I am stemming a list of words and making a dataframe from it. The original data is as follow:

original = 'The man who flies the airplane dies in an air crash. His wife died a couple of weeks ago.'
df = pd.DataFrame({'text':[original]})

the functions I've used for lemmatisation and stemming are:

# lemmatize & stemmed.
def lemmatize_stemming(text):
    return stemmer.stem(WordNetLemmatizer().lemmatize(text, pos='v'))

def preprocess(text):
    result = []
    for token in gensim.utils.simple_preprocess(text):
        if token not in gensim.parsing.preprocessing.STOPWORDS:
            result.append(lemmatize_stemming(token))
    return result

The output will come from running df['text'].map(preprocess)[0] for which I get:

['man',
 'fli',
 'airplan',
 'die',
 'air',
 'crash',
 'wife',
 'die',
 'coupl',
 'week',
 'ago']

I wonder how can I return the output to the original tokens? for instance I have die which is from died and dies.

Wiliam
  • 1,078
  • 10
  • 21
  • 1
    This might help: https://stackoverflow.com/questions/9481081/the-reverse-process-of-stemming Different Language but the idea is the same. Stemming isn't reversible, unless you want to track before and after for every time you stem something. – fam-woodpecker Nov 09 '21 at 00:05

2 Answers2

1

Stemming destroys information in the original corpus, by non-reversibly turning multiple tokens into some shared 'stem' form.

I you want the original text, you need to retain it yourself.

But also, note: many algorithms working on large amounts of data, like word2vec under ideal conditions, don't necessarily need or even benefit from stemming. You want to have vectors for all the words in the original text – not just the stems – and with enough data, the related forms of a word will get similar vectors. (Indeed, they'll even differ in useful ways, with all 'past' or 'adverbial' or whatever variants sharing a similar directional skew.)

So only do it if you're sure it's helping your goals, within your corpus limits & goals.

micstr
  • 5,080
  • 8
  • 48
  • 76
gojomo
  • 52,260
  • 14
  • 86
  • 115
  • Thank you for this clarification, so my current project is about topic modelling and I’m using LDA algorithm for that. Was wondering if you have any suggestions there re the stemming, is it useful for LDA? – Wiliam Nov 09 '21 at 01:34
  • There's no way to know for sure beforehand – it depends on your data quality & quanitity & end use.
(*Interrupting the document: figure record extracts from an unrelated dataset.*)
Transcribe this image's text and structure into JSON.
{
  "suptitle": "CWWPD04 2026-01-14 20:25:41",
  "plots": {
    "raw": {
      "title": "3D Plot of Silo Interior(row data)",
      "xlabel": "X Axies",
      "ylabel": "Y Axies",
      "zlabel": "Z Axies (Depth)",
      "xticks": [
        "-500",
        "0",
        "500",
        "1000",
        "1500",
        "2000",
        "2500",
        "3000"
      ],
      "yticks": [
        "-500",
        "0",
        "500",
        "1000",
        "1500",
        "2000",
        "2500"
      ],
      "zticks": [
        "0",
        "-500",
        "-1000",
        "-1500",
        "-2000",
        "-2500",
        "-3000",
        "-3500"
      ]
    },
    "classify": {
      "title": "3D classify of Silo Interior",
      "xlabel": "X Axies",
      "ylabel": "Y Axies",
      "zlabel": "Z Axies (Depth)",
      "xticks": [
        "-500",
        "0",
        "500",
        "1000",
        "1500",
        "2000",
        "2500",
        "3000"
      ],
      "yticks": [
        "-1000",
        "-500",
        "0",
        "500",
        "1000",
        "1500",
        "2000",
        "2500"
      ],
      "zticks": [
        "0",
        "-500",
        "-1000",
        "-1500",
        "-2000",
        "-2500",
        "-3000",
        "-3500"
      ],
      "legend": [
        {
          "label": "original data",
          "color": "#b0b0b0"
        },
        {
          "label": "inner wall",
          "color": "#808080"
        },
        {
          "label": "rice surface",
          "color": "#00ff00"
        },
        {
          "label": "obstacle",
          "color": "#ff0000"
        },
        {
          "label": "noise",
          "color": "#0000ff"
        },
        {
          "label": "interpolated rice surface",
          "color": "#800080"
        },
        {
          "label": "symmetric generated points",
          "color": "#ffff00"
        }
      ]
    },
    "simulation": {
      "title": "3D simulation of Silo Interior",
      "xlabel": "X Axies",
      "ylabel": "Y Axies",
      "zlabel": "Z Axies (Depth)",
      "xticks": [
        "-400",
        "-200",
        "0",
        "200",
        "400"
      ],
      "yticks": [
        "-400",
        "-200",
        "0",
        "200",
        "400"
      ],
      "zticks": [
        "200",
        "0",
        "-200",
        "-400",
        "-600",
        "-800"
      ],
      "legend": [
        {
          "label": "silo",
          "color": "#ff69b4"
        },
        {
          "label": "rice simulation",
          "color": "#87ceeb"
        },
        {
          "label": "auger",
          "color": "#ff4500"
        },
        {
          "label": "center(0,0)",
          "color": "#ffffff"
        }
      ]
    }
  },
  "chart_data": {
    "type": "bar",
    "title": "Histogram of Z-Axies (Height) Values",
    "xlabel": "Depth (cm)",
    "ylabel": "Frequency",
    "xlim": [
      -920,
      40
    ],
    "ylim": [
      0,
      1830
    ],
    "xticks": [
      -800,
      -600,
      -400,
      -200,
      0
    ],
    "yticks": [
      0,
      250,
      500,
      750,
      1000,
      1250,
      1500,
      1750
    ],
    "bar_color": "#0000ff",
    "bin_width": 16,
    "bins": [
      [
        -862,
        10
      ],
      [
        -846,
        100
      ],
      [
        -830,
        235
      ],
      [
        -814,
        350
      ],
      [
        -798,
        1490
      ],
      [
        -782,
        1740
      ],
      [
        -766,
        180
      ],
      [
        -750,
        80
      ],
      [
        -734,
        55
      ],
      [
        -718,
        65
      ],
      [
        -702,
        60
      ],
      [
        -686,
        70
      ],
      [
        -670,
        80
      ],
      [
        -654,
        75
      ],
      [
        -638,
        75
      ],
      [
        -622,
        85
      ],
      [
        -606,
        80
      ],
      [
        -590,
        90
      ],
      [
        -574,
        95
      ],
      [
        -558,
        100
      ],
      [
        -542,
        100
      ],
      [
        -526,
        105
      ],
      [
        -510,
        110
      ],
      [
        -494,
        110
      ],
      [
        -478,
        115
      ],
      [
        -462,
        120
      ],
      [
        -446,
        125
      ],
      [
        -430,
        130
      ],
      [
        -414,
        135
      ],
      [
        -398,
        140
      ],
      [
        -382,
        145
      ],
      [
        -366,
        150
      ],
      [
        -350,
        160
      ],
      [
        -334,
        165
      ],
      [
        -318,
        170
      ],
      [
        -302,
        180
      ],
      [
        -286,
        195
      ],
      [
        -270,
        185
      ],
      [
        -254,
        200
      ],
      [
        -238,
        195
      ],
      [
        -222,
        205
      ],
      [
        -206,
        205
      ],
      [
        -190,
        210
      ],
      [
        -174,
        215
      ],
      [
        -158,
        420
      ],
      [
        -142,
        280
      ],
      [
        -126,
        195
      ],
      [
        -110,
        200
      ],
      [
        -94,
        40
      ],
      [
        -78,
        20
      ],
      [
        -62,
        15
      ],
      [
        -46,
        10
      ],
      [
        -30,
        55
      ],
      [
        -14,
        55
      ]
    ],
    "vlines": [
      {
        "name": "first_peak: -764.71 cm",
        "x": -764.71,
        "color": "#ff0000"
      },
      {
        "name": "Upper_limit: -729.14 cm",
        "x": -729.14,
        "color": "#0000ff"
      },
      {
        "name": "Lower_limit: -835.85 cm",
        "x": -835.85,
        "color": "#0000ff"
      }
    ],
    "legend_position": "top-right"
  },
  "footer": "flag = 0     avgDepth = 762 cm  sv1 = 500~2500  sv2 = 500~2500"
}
Best approach is to try it both ways & see which does better - stemming or not - on some project-specific, repeatable, robust evaluation that approximates your real need. – gojomo Nov 09 '21 at 03:26
0

You could return the mapping relationship as the result and perform postprocessing later.

def preprocess(text):
    lemma_mapping = []
    for token in gensim.utils.simple_preprocess(text):
        if token not in gensim.parsing.preprocessing.STOPWORDS:
            lemma_mapping[token] = lemmatize_stemming(token)
    return lemma_mapping

Or store it as a by-product.

from collections import defaultdict

lemma_mapping = defaultdict(str)
def preprocess(text):
    result = []
    for token in gensim.utils.simple_preprocess(text):
        if token not in gensim.parsing.preprocessing.STOPWORDS:
            lemma = lemmatize_stemming(token)
            result.append(lemma)
            lemma_mapping[token] = lemma
    return result
jadore801120
  • 77
  • 1
  • 3